- Bangalore, Karnataka India

Information
- Type: Private school
- Motto: Vishema Jyotihi Vindema Shreyaha
- Established: 1989
- President: Late BNV Subrahmanya
- Principal: Suma Jagadeesh
- Enrollment: LKG - 10(CBSE board), 11-12(PU Board)
- Website: http://jyothyvidyalaya.org/

= Jyothy Kendriya Vidyalaya =

Jyothy Kendriya Vidyalaya is a co-educational English medium school located in Yelachenahalli, Kanakapura Road, Bangalore in India. It was established in 1989 by Late.Sri. B.N.V Subrahmanya in memory of his daughter Jyothy.

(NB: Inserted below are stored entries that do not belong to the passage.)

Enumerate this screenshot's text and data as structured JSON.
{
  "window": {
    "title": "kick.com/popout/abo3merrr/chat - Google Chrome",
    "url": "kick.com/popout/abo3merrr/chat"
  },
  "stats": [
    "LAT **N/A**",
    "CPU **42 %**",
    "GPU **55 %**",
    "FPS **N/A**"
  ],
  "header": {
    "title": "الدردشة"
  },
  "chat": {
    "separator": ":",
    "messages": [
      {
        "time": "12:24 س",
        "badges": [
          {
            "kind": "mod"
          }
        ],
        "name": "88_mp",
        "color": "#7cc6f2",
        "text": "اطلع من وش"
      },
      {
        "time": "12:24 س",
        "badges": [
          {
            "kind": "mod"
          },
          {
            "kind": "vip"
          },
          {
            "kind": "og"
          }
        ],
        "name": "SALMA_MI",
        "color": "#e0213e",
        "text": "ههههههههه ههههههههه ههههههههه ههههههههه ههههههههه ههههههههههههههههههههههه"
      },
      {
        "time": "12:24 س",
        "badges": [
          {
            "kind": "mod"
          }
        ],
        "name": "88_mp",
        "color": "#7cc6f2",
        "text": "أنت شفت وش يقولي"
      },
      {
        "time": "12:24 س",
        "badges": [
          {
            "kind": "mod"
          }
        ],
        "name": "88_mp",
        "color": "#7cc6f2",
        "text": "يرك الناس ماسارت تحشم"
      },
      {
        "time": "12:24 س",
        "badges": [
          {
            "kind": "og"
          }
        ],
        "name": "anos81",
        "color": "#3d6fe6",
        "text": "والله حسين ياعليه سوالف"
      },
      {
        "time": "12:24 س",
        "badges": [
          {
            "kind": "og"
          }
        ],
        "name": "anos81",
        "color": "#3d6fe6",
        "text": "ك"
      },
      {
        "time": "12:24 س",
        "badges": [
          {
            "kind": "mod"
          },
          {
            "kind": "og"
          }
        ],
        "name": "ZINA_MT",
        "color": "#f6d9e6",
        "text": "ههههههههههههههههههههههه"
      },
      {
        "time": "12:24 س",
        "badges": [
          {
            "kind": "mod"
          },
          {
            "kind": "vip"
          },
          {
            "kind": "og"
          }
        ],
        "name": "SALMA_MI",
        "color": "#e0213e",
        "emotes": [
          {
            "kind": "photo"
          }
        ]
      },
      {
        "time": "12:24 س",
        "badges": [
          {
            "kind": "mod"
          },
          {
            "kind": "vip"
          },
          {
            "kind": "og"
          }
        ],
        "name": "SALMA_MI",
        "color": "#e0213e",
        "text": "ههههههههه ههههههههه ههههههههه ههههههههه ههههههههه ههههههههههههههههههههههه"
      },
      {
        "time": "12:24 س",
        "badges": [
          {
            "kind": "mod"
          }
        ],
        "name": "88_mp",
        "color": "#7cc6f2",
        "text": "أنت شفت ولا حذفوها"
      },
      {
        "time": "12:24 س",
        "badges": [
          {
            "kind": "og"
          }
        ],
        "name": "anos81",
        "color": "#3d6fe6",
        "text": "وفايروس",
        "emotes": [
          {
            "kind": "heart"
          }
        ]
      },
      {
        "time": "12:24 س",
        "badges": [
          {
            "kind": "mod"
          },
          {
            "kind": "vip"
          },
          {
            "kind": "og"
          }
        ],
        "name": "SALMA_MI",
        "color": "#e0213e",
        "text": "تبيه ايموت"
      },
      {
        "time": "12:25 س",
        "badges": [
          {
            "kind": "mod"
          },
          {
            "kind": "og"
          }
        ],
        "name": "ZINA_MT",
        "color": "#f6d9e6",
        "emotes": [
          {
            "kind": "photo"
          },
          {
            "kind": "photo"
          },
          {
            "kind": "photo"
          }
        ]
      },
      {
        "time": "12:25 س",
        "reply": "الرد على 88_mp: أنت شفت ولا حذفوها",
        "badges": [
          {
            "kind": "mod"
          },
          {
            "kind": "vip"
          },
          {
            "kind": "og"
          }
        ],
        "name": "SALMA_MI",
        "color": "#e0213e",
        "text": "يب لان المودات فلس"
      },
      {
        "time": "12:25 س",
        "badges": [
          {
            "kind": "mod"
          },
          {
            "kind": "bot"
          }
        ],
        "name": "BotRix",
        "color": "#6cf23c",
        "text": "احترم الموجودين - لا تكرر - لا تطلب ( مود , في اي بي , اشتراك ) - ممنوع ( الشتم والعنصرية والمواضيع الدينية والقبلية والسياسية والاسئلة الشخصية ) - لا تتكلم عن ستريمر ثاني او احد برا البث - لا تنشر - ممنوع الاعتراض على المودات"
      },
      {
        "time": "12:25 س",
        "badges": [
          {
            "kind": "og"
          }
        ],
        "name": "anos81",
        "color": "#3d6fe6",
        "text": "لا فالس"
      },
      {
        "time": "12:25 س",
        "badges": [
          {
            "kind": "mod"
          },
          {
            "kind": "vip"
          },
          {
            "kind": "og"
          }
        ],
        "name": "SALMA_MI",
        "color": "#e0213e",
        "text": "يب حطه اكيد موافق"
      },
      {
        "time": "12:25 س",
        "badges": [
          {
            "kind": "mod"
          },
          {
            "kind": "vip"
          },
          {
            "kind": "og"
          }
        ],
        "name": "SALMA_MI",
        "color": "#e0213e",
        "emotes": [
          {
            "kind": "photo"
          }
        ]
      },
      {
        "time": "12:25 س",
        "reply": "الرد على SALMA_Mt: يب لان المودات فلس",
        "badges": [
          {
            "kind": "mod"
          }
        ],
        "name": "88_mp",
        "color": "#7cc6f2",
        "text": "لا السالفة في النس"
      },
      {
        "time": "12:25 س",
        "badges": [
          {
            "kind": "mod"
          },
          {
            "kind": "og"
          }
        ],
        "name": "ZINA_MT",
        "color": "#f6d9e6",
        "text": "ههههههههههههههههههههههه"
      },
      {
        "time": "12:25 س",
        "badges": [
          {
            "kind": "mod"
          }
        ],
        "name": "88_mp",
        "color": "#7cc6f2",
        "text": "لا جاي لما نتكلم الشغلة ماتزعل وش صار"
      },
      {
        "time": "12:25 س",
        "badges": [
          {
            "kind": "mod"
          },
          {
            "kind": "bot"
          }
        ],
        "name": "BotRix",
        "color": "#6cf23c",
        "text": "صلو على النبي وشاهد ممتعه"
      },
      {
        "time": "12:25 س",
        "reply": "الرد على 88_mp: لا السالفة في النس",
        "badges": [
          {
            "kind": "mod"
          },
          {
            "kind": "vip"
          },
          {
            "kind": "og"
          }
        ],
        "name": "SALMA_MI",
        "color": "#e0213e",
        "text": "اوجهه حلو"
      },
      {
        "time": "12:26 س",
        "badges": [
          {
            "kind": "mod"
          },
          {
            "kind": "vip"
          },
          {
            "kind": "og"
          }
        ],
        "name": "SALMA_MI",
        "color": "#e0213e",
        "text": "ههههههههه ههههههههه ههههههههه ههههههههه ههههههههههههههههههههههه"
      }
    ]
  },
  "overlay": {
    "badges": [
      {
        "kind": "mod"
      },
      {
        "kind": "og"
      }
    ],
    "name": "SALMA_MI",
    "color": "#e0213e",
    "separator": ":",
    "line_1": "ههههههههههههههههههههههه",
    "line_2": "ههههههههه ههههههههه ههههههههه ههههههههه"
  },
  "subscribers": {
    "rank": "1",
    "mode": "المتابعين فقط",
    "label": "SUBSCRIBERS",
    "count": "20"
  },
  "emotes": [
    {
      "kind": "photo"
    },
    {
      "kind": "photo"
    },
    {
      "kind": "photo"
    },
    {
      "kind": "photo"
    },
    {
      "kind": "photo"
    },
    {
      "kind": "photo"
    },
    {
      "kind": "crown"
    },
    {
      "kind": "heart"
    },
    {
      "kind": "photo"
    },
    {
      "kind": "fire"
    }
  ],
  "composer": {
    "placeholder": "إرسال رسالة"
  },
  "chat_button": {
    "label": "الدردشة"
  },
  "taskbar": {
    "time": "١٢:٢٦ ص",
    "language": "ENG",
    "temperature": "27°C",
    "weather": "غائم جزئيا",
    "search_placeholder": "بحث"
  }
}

The school is affiliated to the CBSE for 1st to 10th, and Karnataka PU board for 11th and 12th.
The school is run by the Jyothy Charitable Trust. The trust is registered with the Commissioner of Income Tax, Karnataka-II under Section - 80 - G of the I.T. Act of exemption.

The trust runs a fund to provide scholarships for meritorious students. Free books and uniforms as well as fee concessions are given to deserving students every year.

== Origins ==
The school started with a strength of less than 100 students from 1st std. to 4th std. in 1990. The school campus was a two floor building in a medium-sized plot with a small playground.

== Highlights ==
- The school has blocks for Kindergarten, Primary, High School and College wings.
- It has an Audio-Visual section.
- Jyothy - Sabhangana, the school's indoor auditorium, caters to cultural activities.
- For the fine arts performances, the school has the Jyothy Rangamandira.
- An indoor swimming pool trains students from Class IV to VII free of cost, during school hours.
- The school authorities have tried to limit the strength of each class to about 40 students.There are 4 sections in each standard as section A, B, C & D.
- A hostel facility is available for girl students. The hostel is located adjacent to the school complex. it also has a stage for annual day.
Below it there is under ground sports room

== Pre-primary program ==

- There are 5 sections each in LKG and UKG.
- The school for these students runs half day from 8:15am–12:30pm from Monday to Friday with every Saturday being a holiday.
- Regular events and fun days are held for these students.

== Primary school program ==
The school imparts education to the students of grades 1 - 5, in disciplines such as English, Mathematics, Life Science, Language Studies, Environmental Science and Information Technology.

A continuous assessment has replaced the traditional method of examinations in the primary years programme. In order to remove the tedium of the traditional 'chalk and talk' technique of teaching, group discussions, seminars, and projects have been developed on the lines of the 'do and learn' technique. Yoga, music, craft and other activities are woven into the curriculum framework, in order to expose the children to pursuits other than academics.

== Middle and High School program ==
Yoga is introduced to the children to de-stress them and to help them cope with the pressures of contemporary life.

The institution follows the CBSE pattern for all students up to 10th Standard.

Students are given the choice of Science, Quiz, Theatre, Literary, Art and Dance clubs.